What Does a Furnace Flame Sensor Do?
Short version: a flame sensor is a safety part that proves the furnace flame is actually lit. If it cannot sense a flame, it tells the furnace to shut the gas off within seconds.
Here is what the flame sensor does, why a dirty one causes a furnace to start then stop, and when to call for furnace repair in Frederick.
What it does
It confirms the burner flame is lit. No confirmed flame means the board shuts the gas off, so raw gas never keeps flowing into your home.
Why it matters
It is a core safety part. A dirty or failed sensor is the most common reason a furnace lights, then shuts off after a few seconds.
The usual fix
A technician cleans or replaces the sensor and confirms the flame signal. It is a small part, but the reading must check out for the furnace to run safely.
What a flame sensor does
The flame sensor proves there is a real flame at the burner. It is a thin metal rod that sits right in the flame.
When the burner lights, the heat lets a tiny electrical current pass through the rod, and the control board reads that current as proof of a flame.
If the board does not see that current within a couple of seconds of opening the gas valve, it assumes the gas did not light and shuts the valve. That keeps unburned gas from pouring into your home.
- A thin metal rod that sits in the burner flame.
- Heat lets a small current pass through it.
- The control board reads that current as a real flame.
- No current means the board cuts the gas off.
Why it makes the furnace start then stop
When the sensor gets dirty, it cannot read the flame even though the burner is lit. Soot and oxidation build up on the rod over time and block the small signal.
The board sees no flame, so it shuts the gas off a few seconds after lighting.
That is why a dirty flame sensor is the top cause of the start-then-stop pattern. The furnace lights fine, then quits, then tries again, because the sensor keeps failing to confirm the flame.
- Soot coats the rod and blocks its signal.
- The board reads no flame and cuts the gas.
- The furnace lights, runs seconds, then stops.
- It is the most common start-then-stop cause.
How a flame sensor is serviced
A technician removes the sensor, cleans the rod, and measures the flame signal with a meter to confirm it reads strong and steady.

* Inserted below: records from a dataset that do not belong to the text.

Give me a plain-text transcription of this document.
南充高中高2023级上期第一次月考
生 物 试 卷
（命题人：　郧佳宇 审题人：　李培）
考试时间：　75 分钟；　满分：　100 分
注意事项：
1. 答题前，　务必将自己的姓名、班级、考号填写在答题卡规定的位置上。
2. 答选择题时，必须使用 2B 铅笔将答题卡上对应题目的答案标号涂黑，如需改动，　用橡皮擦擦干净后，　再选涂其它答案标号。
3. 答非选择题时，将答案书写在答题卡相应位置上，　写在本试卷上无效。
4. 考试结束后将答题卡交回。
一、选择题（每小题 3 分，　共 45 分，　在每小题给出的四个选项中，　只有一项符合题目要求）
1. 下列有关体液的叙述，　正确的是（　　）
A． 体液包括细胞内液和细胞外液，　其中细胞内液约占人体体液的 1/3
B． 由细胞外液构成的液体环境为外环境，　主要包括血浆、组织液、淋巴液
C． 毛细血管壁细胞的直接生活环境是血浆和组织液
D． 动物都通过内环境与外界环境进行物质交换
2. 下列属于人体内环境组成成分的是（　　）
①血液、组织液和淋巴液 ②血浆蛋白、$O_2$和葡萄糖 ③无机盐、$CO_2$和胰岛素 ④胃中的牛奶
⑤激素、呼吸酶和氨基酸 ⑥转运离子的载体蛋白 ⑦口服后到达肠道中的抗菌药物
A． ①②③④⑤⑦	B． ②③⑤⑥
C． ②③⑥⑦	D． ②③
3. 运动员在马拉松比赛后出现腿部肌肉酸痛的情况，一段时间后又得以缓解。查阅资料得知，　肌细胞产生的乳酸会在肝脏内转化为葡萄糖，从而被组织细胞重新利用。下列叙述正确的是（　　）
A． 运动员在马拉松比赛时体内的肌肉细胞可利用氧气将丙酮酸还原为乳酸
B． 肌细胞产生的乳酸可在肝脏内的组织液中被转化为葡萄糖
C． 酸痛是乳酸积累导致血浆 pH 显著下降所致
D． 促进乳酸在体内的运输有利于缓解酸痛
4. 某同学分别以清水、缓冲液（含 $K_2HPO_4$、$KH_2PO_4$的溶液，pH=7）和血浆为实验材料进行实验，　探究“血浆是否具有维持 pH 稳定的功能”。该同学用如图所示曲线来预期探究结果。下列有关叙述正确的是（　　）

If the rod is worn or cracked, they replace it, since a clean but failing rod will just cause the same lockout again.
The meter reading matters. Cleaning without checking the signal can leave the furnace one cold morning away from the same shutdown.
The goal is a confirmed, safe flame signal.
- The rod is cleaned of soot and oxidation.
- A meter confirms a strong, steady flame signal.
- A worn or cracked rod is replaced.
- The reading proves the fix, not just the cleaning.
What you should not try yourself
The flame sensor lives next to the burners and the gas valve, so this is not a DIY job. Do not pull burners apart, adjust the gas valve, or bypass any safety switch to keep the furnace running.
You can reset the furnace once at the thermostat and replace a dirty filter. Beyond that, a technician should handle anything at the burner.
Forcing a furnace past a flame-sensor lockout defeats the safety the sensor provides.
- Do not take burners apart or adjust the gas valve.
- Never bypass a rollout or limit switch.
- Reset once and change the filter; leave the rest.
- Let a technician handle anything at the burner.
When to call for furnace repair in Frederick
Call when the furnace keeps lighting and shutting off after one reset. That pattern points straight at the flame sensor or another safety control, and a technician can clean or replace the part and confirm the signal.
If you ever smell gas or a carbon monoxide alarm sounds, treat it as an emergency. Leave the house, call from outside, and do not touch the furnace.
Otherwise, a same-day visit restores reliable heat.
- The furnace lights then quits after one reset.
- It cycles repeatedly without staying lit.
- Heat is unreliable on cold Frederick mornings.
- Gas smell or CO alarm: leave and call from outside.
Questions homeowners ask next
What is the job of a furnace flame sensor?
It proves the burner flame is lit. The rod sits in the flame and sends a small current to the control board. No current means the board shuts the gas off for safety.
Why does a dirty flame sensor stop my furnace?
Soot on the rod blocks its signal, so the board cannot tell the flame is lit. It shuts the gas off a few seconds after lighting, which causes the start-then-stop pattern.
Read moreCan I clean the flame sensor myself?
It sits next to the burners and gas valve, so it is best left to a technician. They also measure the flame signal to confirm the fix, which cleaning alone does not.
How often does a flame sensor need cleaning?
It varies, but a yearly furnace tune-up usually cleans and tests it before the heating season. That heads off the start-then-stop lockout on a cold morning.